A Igreja celebra neste final de semana a
Solenidade da Assunção de Maria, Mãe do Senhor, aos céus. Um dogma de fé
relacionado, numa primeira análise à pessoa de Maria. Todavia, ao lançarmos um
olhar para o fundamento do dogma – da verdade de fé proclamada e celebrada,
acima de tudo – os dogmas marianos estão radicalmente ligados e fundamentados
na fé cristológica. Dito de outra maneira, só se pode dizer alguma coisa a
respeito de Maria, porque, antes, e, primeiramente, foi dito sobre a pessoa de
Jesus. Aqui urge corrigir a expressão cunhada pela mariologia antiga, “Sobre
Maria nunca se poderá falar suficientemente (De Maria Nunquam Satis)”. Ao
contrário, só se pode dizer algo de suficiente sobre ela porque algo foi
afirmado primeiro e suficientemente acerca de Jesus. O dogma mariano da
assunção reafirma a índole escatológica da Igreja peregrina, da qual Maria é
imagem – ícone. Ou seja, ao declarar e professar que Maria foi acolhida na
Glória de Deus, a Igreja confessa sua fé na ressurreição. A fé na eternidade
junto de Deus
A proclamação de fé acerca da assunção de Maria aos céus reafirma e reflete o futuro e fim escatológico que está reservado para todo o crente: a vida definitiva e plena em Deus. Dizer que Maria foi assunta aos céus significa dizer que sua vida e história foram assumidas por Deus, em seu projeto salvador e redentor. Mas só é possível dizer que Deus assumiu a vida inteira de Maria porque ela assumiu viver segundo o projeto de Deus, enquanto verdadeira discípula do Reino. Ela participa daqueles que, conforme linguagem paulina (1Cor 15,20-27), pertencem a Cristo. Por isso, para a meditação desta Solenidade propomos o texto da segunda leitura, o texto extraído da Primeira Carta de Paulo aos Coríntios, justamente por esse escrito tão precioso tratar na sua essência da vida da comunidade cristã, chamada a ser corpo histórico e real do Senhor. Uma vez que Maria assumida (assunta) pela glória da Trindade é ícone/imagem final da Igreja de Cristo (typus ecclesiae).
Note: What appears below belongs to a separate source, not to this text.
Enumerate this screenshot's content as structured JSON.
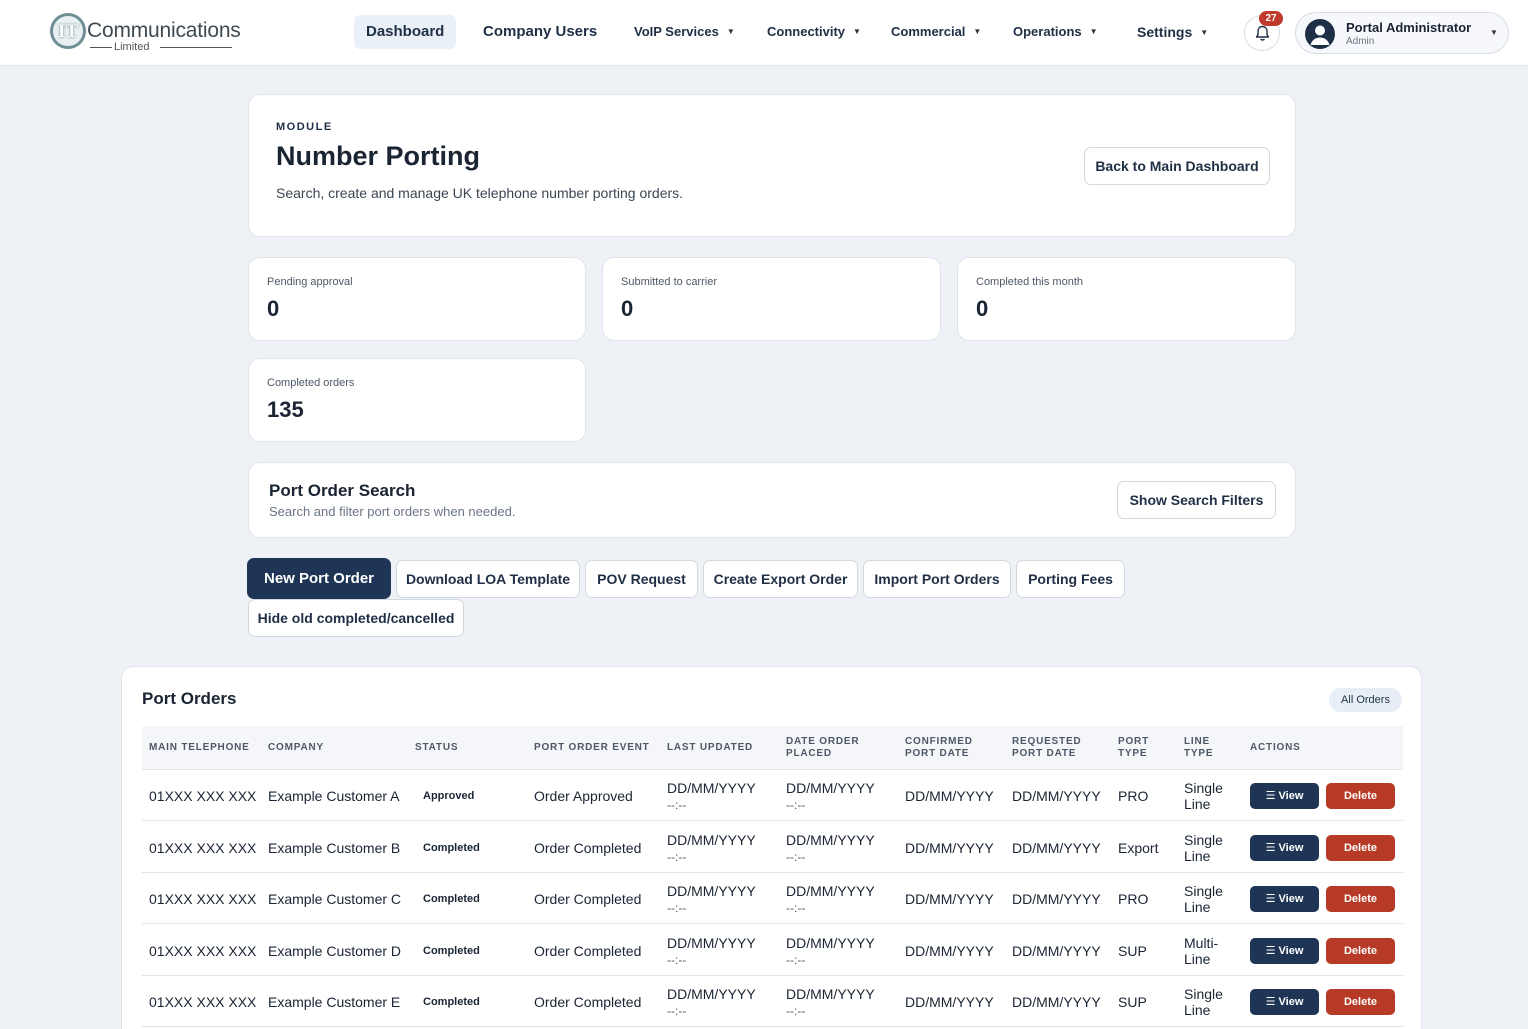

Como princípio e regra de uma interpretação coerente e saudável do texto bíblico, sempre se é oportuno contextualizá-lo. Em se tratando de uma carta, o que ainda não fizemos neste espaço, situar o escrito paulino que a liturgia propõe tomará um pouco da atenção. Assim, tentaremos em forma de síntese reter o que mais é importante: data da redação, lugar (ambiente vital) da comunidade de Corinto e tema da carta (os quais refletem os problemas da comunidade) que o apóstolo trabalhará. Cronologicamente, as duas Cartas aos Corintios foram redigidas entre 52 e 53 d.C, em Éfeso. O apóstolo Paulo está ali fundando e cuidando daquela comunidade quando recebe informações da família de Cloé, muito amiga dele, acerca das condutas equivocadas que a comunidade vem nutrindo ao seu interno, as divisões e comportamentos contrários ao Evangelho que ele pregou para eles. As cartas serão, portanto, bilhetes intencionais que Paulo enviará de modo a preparar a sua visita. Elas tratarão de colocar as coisas em seus devidos lugares.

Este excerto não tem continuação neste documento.